Sunday, March 05, 2006

ALAR Conference

Long time, no post. However, I'm back from the ALAR Conference and I have a little time, so I'll post. Hopefully, this won't be the last for a while. The ALAR Conference is a data engineering and grid computing conference put on by the Acxiom Laborator for Applied Research. There were a number of great presentations there. I had a paper accepted into the conference, so I got to speak as well.

I brought two important things away from the conference. The first is that I really miss research, especially applied research. I'm going to have to seriously consider how to inject research into my current job, or move on to something new. Research has been a part of my life for so long. In many ways, it defines who I am.
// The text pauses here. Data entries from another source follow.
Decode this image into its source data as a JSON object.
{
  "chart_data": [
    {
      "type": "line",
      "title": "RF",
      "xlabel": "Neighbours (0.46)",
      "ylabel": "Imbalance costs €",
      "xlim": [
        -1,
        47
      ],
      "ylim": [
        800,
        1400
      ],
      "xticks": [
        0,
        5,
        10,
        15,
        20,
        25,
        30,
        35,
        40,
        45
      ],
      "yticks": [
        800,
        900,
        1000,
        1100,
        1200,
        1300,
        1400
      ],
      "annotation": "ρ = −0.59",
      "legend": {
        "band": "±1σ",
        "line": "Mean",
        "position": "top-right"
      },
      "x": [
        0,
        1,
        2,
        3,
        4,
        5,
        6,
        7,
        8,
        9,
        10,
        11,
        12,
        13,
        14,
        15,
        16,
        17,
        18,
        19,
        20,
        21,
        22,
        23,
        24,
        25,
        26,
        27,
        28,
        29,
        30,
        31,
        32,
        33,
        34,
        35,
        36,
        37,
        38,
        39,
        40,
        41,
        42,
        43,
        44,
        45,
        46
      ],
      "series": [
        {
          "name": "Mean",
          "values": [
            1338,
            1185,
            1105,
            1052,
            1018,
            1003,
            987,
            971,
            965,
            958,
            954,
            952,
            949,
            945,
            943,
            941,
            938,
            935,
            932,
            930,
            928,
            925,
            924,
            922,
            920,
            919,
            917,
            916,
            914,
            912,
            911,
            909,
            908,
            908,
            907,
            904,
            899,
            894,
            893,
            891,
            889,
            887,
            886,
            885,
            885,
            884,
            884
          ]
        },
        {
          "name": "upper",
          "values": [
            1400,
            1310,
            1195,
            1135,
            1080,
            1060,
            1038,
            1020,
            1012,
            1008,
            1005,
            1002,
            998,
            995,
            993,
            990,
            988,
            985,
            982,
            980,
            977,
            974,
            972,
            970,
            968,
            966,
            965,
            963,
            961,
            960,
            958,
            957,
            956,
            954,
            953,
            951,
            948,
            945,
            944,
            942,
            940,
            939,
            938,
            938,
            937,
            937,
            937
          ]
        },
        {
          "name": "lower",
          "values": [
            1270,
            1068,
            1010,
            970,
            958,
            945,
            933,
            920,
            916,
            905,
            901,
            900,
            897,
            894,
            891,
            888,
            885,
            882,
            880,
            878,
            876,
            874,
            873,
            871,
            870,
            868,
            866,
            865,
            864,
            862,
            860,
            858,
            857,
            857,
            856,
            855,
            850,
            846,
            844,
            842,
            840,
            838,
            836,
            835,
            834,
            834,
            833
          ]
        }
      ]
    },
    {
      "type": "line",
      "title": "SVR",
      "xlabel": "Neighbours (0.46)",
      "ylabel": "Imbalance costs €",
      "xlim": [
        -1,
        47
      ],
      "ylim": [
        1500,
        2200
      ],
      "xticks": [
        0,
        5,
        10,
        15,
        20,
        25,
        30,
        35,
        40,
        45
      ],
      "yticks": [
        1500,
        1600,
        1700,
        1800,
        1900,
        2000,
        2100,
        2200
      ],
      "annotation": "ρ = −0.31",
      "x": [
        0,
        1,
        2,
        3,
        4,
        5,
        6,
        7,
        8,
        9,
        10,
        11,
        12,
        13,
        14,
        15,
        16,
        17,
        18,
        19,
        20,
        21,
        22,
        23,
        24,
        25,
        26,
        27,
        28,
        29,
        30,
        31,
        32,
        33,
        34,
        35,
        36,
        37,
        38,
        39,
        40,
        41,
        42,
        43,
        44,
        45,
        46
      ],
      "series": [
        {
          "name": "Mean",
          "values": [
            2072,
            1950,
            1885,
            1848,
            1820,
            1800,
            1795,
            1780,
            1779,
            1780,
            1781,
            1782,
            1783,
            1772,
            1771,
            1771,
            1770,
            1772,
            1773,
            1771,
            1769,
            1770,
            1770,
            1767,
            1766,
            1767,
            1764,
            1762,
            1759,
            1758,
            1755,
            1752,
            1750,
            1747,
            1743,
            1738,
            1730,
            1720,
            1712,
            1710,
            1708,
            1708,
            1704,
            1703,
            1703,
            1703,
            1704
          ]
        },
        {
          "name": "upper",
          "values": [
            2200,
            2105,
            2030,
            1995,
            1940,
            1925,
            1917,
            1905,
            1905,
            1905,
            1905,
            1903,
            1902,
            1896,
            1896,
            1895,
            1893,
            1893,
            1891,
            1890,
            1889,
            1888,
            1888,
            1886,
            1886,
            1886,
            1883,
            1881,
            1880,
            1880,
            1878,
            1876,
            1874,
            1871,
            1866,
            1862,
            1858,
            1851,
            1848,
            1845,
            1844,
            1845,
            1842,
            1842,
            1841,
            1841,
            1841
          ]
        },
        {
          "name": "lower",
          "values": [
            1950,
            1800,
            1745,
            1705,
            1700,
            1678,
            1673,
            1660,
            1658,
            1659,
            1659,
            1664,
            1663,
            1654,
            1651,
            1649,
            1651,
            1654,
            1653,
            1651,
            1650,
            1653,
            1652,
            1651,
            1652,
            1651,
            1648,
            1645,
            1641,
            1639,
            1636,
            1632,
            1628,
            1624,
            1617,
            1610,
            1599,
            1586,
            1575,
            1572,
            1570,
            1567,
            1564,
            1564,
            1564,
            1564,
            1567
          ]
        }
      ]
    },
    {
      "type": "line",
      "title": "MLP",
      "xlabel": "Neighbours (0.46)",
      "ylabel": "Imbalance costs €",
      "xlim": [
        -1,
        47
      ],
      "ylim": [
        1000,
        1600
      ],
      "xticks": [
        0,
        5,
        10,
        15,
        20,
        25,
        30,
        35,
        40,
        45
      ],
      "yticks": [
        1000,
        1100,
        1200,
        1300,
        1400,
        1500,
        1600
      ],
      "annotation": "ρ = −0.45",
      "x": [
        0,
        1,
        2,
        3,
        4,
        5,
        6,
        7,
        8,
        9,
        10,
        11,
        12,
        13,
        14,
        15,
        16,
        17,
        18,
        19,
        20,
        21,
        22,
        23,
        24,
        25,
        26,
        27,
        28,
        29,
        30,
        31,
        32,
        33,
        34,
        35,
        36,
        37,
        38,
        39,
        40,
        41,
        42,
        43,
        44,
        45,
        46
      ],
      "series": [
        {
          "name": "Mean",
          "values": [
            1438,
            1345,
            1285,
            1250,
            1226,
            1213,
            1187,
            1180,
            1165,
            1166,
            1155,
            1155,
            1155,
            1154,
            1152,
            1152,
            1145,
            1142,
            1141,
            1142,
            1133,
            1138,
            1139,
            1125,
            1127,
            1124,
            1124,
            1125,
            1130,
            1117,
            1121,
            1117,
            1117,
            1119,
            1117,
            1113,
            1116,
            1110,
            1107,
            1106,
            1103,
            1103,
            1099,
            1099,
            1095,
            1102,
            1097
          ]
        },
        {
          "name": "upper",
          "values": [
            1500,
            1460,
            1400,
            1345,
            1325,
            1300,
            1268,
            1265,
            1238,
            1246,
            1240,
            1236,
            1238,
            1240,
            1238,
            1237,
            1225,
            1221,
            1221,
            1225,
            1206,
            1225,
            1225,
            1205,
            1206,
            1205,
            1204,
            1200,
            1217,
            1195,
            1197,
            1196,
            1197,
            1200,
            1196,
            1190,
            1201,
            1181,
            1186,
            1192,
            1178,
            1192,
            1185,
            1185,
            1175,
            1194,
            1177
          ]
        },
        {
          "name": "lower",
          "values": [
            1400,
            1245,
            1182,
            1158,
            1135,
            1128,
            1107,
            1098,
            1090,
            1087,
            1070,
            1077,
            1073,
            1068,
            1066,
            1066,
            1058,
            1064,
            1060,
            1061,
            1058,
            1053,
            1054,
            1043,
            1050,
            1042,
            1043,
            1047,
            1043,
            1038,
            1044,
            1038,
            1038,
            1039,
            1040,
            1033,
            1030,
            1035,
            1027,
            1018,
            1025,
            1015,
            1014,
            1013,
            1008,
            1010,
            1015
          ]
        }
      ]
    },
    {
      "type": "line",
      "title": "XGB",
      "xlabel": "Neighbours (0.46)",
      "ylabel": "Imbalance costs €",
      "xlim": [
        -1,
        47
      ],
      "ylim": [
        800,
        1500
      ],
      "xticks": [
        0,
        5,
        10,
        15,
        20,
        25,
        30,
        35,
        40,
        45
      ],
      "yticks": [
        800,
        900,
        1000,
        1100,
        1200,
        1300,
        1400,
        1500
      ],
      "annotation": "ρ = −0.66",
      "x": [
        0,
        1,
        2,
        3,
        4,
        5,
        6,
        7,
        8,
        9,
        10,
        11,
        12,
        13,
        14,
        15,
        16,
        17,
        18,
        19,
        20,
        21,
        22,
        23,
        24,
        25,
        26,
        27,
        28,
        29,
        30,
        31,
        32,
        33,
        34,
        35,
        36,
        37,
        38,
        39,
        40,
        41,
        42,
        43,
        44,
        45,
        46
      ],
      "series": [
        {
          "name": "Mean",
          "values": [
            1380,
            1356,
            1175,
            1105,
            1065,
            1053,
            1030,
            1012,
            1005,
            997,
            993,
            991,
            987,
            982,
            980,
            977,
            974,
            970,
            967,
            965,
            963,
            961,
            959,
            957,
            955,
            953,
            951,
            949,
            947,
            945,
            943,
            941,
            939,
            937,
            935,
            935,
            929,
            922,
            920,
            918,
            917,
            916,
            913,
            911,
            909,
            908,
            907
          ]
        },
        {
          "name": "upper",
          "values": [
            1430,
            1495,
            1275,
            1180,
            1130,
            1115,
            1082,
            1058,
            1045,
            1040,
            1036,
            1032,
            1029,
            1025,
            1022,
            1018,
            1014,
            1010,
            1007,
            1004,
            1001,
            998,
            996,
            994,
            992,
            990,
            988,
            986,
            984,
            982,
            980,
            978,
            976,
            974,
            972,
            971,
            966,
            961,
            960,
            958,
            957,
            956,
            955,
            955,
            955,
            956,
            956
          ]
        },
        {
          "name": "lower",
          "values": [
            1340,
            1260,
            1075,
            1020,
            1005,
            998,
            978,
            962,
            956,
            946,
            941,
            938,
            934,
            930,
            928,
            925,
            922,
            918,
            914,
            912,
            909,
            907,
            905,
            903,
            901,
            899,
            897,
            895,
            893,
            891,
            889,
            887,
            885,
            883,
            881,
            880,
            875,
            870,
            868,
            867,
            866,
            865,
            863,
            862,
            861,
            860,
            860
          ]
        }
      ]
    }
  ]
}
The second thing I took away from the conference was the need to examine distributed game programming. It appears to me that they have some insight on how to handle a massive number of incoming transactions. Sure, they cheat a little, but it might teach us how to cheat in similar or different ways. For instance, they use "realms" to limit the number of players on a single server. Data engineers can also mimic that by the use of a good, pre-defined partition key. They also allow lossy transactions. Since you're going to be sending another transaction in the next milisecond, it's ok if we drop one. I don't know how to replicate that ability with data, but I'm willing to investigate the possibility.

Lastly, it was a great chance to meet up with old friends both from the Corporate world and from the Academic world. I was amazed at how many people I actually knew there.